I'm not saying anyone is right or wrong. What I'm saying is the only way to tell optimal placement is through trial and error. There are way too many variables involved in a real world application.
I've written many computer models that use finite element analysis to model real world behavior. You can only go so far. In order for any model to work you have to setup boundary conditions that in reality will almost never be correct. For a final design, you have to build a real model and collect empirical data. This is true in acoustics, air flow, heat transfer and anything else that involces particle motion and transfer of energy.
But hey, I don't have a website with drawings of subwoofers, I just have college degrees and years of experience modeling things, so what do I know about it.

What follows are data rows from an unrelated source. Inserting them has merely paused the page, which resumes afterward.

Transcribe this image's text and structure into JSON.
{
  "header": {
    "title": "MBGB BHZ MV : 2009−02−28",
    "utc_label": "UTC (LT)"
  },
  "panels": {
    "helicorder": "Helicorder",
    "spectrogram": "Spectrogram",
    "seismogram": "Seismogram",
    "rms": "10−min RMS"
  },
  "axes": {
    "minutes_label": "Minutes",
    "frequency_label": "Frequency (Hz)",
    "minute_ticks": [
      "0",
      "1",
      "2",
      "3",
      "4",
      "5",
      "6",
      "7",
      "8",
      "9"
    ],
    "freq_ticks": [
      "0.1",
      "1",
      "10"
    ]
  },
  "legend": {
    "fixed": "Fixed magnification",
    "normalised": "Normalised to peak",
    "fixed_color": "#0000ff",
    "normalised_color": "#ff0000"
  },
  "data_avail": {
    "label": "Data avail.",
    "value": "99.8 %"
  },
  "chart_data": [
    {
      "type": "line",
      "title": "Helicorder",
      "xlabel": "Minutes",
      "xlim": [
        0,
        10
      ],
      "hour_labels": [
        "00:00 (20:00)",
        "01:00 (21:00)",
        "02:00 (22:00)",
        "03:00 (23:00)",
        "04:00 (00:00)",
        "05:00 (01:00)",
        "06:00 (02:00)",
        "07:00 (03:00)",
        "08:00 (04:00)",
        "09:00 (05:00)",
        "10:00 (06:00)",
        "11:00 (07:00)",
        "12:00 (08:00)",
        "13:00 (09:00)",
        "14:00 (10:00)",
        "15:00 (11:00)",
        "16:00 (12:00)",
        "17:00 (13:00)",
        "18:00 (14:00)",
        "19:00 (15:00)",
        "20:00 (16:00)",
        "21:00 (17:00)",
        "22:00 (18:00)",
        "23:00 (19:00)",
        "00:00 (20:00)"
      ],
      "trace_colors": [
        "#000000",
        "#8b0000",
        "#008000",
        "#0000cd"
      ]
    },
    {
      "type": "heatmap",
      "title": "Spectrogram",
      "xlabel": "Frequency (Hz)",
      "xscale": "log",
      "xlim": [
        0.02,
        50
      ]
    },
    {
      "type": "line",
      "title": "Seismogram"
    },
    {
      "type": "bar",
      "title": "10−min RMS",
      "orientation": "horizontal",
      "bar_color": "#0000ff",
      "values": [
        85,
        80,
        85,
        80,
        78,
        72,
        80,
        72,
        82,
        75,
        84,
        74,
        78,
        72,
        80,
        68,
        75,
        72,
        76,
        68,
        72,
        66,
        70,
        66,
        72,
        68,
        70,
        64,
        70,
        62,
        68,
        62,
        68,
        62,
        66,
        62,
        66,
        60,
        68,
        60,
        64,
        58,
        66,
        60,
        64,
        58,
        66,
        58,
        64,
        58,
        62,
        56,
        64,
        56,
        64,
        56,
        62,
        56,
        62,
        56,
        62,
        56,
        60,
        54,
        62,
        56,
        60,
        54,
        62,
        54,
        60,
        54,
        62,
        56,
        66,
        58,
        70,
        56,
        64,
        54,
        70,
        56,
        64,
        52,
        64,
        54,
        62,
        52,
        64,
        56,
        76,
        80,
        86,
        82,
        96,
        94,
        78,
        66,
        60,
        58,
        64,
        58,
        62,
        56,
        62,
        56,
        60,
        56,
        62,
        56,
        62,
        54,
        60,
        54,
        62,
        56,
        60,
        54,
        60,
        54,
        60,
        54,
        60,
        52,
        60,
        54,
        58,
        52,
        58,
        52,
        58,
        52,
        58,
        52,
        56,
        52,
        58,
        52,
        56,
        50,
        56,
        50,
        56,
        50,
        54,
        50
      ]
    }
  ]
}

When you place a subwoofer in a room, the room becomes the biggest factor in the reproduction of the bass. Period. Direct wave theory is useless in a room. The wavelengths are so long at bass frequencies that small distance discrepancies are immaterial. It is the modal response of the room that totally dominates. If you get an SPL meter and play a single frequency tone and walk around the room, you can measure the peaks and nulls throughout the room. These peaks and nulls are caused by constructive/destructive interference from the REFLECTED waves off the room boundaries combining, sometimes in-phase, sometimes out-of-phase. The in-phase combinations will add SPL; the out-of-phase combinations will decrease SPL.

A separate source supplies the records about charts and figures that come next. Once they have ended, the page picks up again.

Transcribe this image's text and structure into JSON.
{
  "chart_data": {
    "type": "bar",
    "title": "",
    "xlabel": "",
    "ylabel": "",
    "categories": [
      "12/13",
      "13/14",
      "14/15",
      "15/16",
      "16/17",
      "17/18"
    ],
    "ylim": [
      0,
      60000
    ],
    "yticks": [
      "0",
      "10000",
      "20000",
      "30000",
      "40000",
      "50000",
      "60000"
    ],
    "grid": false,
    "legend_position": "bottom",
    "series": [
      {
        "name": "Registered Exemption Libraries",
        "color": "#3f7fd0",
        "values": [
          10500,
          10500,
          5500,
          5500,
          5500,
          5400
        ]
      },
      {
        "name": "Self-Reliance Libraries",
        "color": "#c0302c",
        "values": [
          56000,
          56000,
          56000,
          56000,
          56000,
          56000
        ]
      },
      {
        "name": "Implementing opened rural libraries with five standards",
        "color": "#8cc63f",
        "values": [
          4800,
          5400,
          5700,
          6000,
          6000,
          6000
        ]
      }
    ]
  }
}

With multiple subwoofers placed separately around the room, the peaks and nulls appear at different points in the room and they tend to cancel each other, yielding smoother response.
Here is the baseline response of one of my subwoofers measured outdoors with the mic placed on the ground one meter away from the side of the sub:
Bass frequencies propagate omnidirectionally, so that would be a measurement of the "direct wave" from the subwoofer.

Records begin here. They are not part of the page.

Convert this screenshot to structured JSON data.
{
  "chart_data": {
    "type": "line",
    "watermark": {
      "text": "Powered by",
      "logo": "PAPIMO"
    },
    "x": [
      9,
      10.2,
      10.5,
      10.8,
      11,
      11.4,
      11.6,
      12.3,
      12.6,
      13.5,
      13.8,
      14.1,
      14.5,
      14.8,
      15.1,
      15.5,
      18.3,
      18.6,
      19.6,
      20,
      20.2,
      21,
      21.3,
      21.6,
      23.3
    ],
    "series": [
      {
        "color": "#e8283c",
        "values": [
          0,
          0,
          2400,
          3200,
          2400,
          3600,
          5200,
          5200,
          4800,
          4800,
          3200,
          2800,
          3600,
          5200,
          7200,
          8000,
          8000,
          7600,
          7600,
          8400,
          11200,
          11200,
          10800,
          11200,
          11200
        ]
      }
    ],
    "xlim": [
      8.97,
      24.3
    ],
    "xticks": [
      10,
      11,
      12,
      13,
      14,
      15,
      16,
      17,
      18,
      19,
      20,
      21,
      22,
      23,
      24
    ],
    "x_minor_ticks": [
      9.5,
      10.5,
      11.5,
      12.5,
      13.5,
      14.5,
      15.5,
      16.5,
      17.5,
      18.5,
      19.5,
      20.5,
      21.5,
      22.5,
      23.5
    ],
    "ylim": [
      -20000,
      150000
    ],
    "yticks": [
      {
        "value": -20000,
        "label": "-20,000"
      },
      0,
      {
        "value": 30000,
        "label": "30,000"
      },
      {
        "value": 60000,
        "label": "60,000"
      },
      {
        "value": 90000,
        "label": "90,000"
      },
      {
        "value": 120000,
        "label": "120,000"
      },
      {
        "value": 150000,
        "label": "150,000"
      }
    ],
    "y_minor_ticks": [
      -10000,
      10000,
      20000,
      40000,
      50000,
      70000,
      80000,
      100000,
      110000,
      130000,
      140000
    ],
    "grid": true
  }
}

Take that same subwoofer and place it in my room, and this is the response at the listening position:
Place it somewhere else and you get this:
Put 3 of them in the room, all daisy chained off one Subwoofer output, all placed randomly, at different distances to the LP, and EQ'd with Audyssey XT32, and you get this:
The *point* that Bill was trying to make to you was that, when you stack 2 of the subs, you forego an opportunity to spread them out and improve the smoothness of the response in your room. The "direct wave" is inconsequential when you're dealing with bass frequencies. The reflected sound has it's way with the direct sound and produces the final response you *HEAR*, which is the only response that matters. You can blather on about modeling and direct waves and thermodynamics all you want, but this is the only important aspect of optimizing multiple subwoofers.
With that, I will do what Bill did, and bow out of this thread.